Si susseguono le ricerche in cui si portano esempi di convivenza serena fra carnivori e esseri umani. Dopo il caso della tigre e quello delle iene in India, arrivano ora i leopardi. Tutte queste ricerche sembrerebbero mettere in discussione il rapporto di convivenza fra fauna selvatica e esseri umani, proponendo una nuova visione secondo cui entrambi potrebbero essere in grado di adattarsi l’una alla presenza dell’altro.

Infatti un nuovo studio condotto da Vidya Athreaya, scienziato della WCS-India, constata che in una certa parte dell’India, anche con popolazione numerosa, gli abitanti ospitano nei loro cortili una fauna selvatica decisamente speciali: i leopardi.

Crediti: Project Waghoba

Crediti: Project Waghoba

Lo studio ha trovato ben cinque carnivori adulti di grandi dimensioni, tra cui leopardi e iene striate, in 100 chilometri quadrati, una densità mai riportata in un’area dominata dagli umani.

Lo studio, chiamato “Big Cats nei nostri Cortili”, è apparso sulla rivista PLoS One. Gli autori sono: Vidya Athreya e Ullas Karanth della Wildlife Conservation Society di Bangalore, Morten Odden dell’ Hedmark University College, John DC Linnell dell’Istituto norvegese per la ricerca della natura, e  Asoka Trust for Research of Ecology in the Environment.

L’utilizzo di trappole fotografiche, ha testimoniato che i leopardi sono soliti andare vicino alle abitazioni durante la notte anche se sono stati avvistati dalle persone molto raramente.  Nonostante questa vicinanza tra i leopardi e le persone, sono stati registrati pochi casi di attacchi. Gli autori hanno anche fotografato il gatto ruginoso, lo  zibetto indiano, la volpe indiana, il gatto della giungla, lo sciacallo, la mangusta – e anche gli abitanti delle comunità locali.

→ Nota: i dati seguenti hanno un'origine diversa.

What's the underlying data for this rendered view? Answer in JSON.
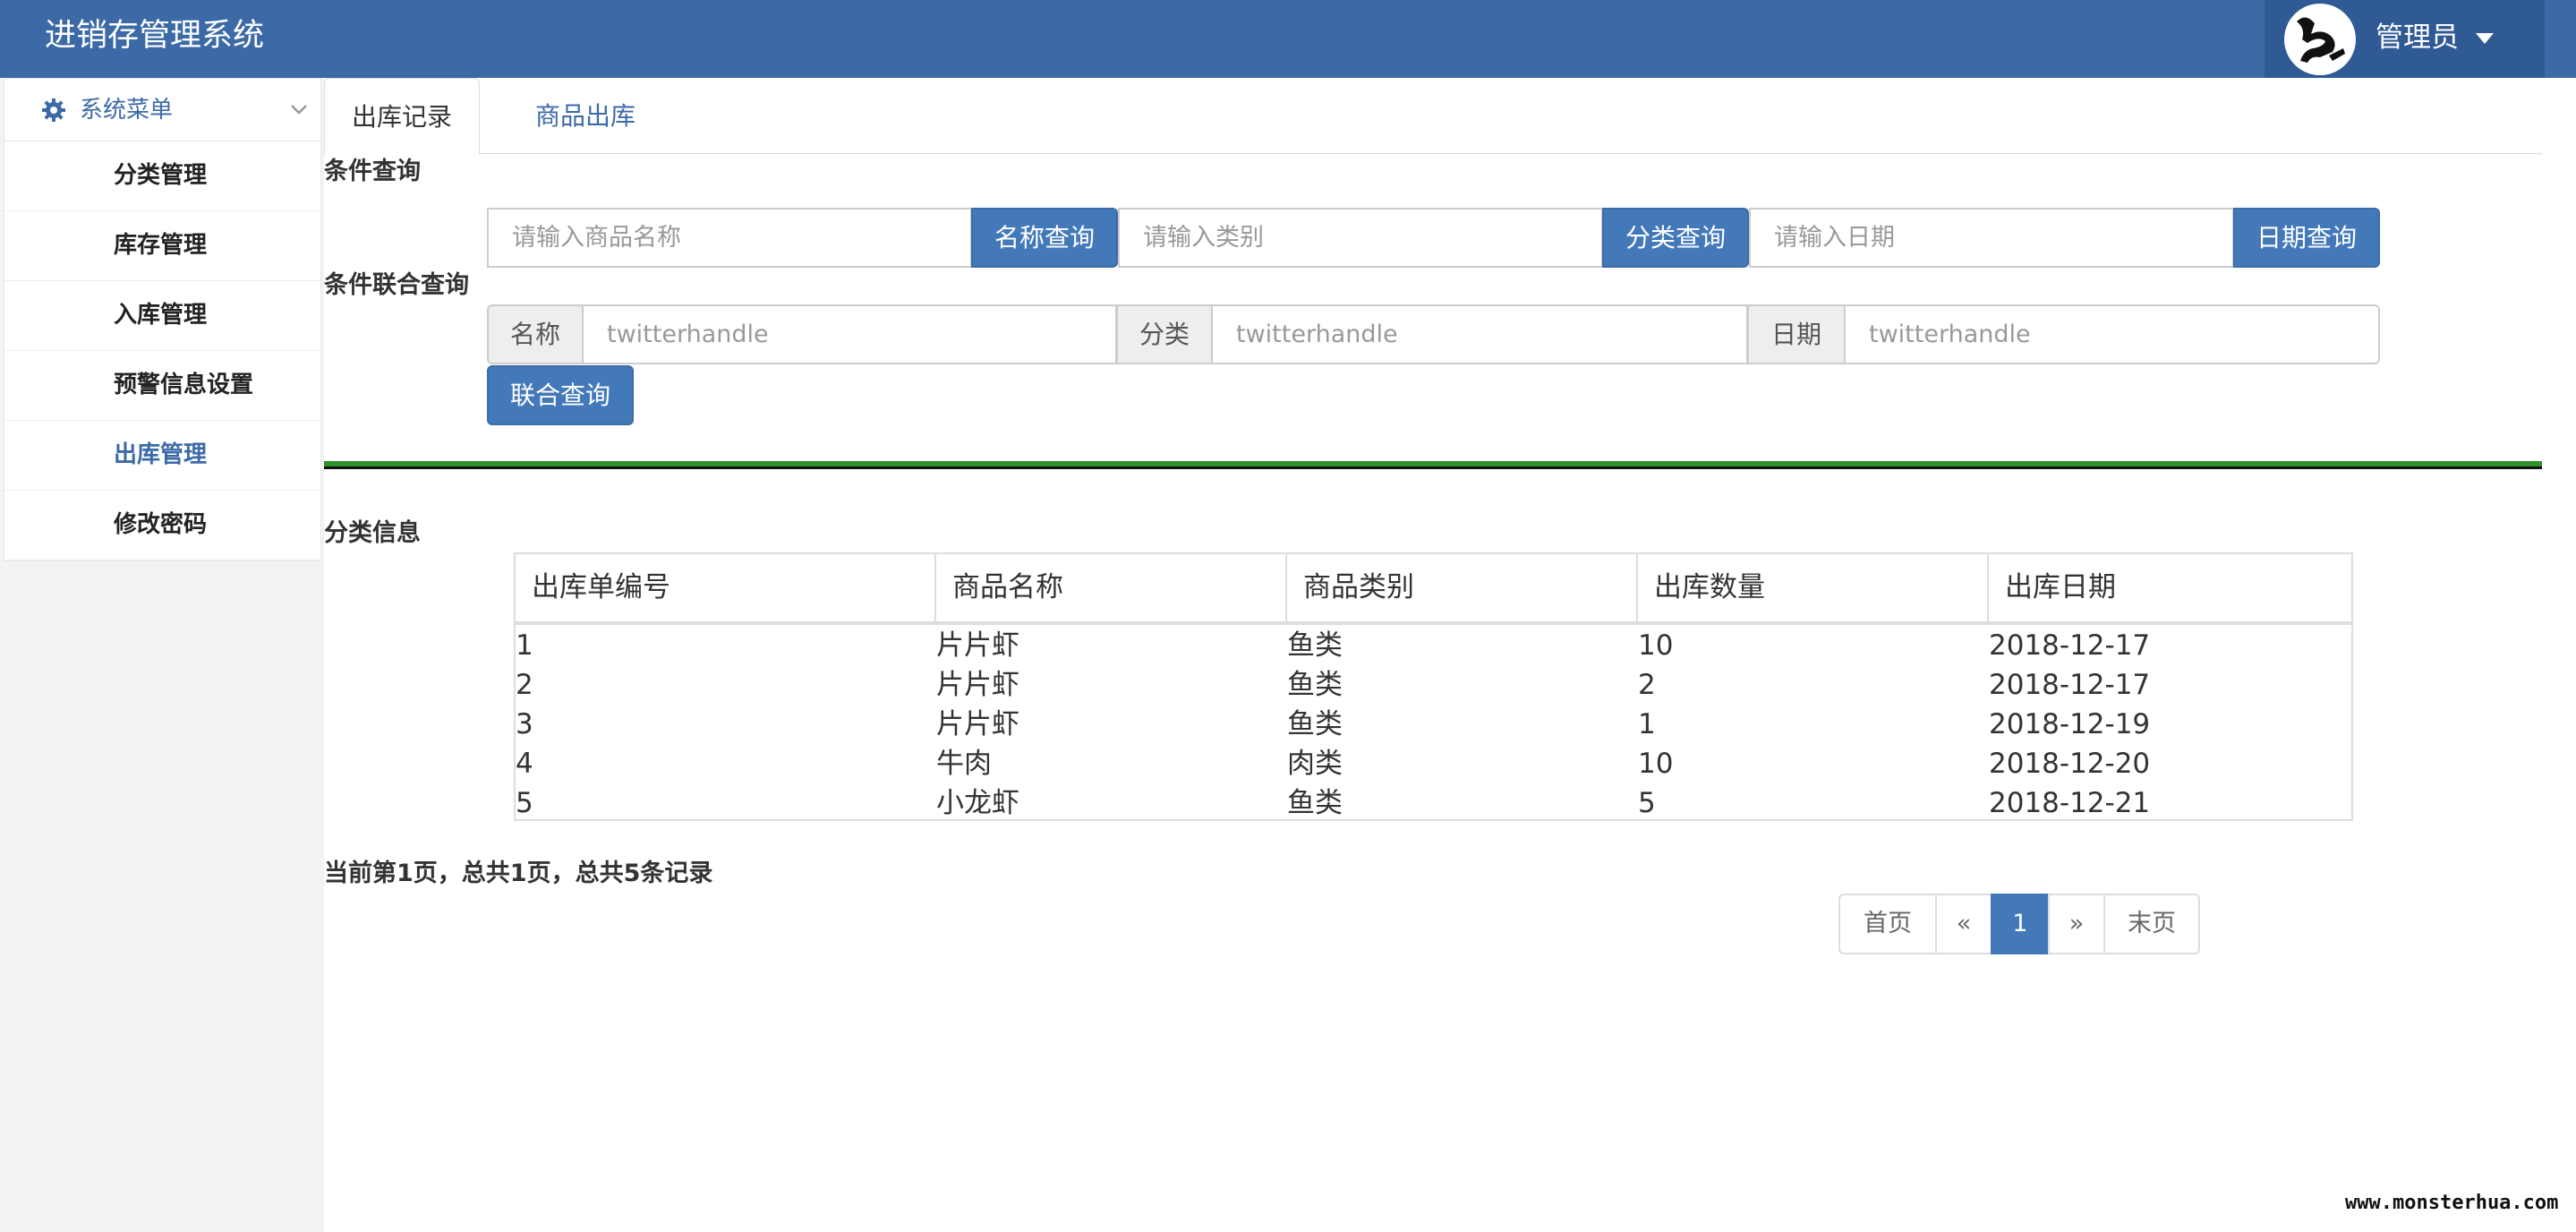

La ricerca ha avuto luogo nella parte occidentale di Maharashtra, in India.

“Gli attacchi agli umani da parte dei leopardi sono stati rari, nonostante una situazione potenzialmente instabile se si considera che ci sono stati attachi agli umani e anche delle uccisioni”, ha detto grandi Ullas Karanth del WCS. “I risultati del nostro lavoro ci fanno mettere in discussione i confini della nostra comprensione della capacità di adattamento sia degli esseri umani che della fauna selvatica alla reciproca presenza.”

Gli autori dicono che i risultati mostrano che gli ambientalisti devono tenere in considerazione anche le zone al di fuori delle aree protette per un approccio più olistico alla salvaguardia della fauna selvatica.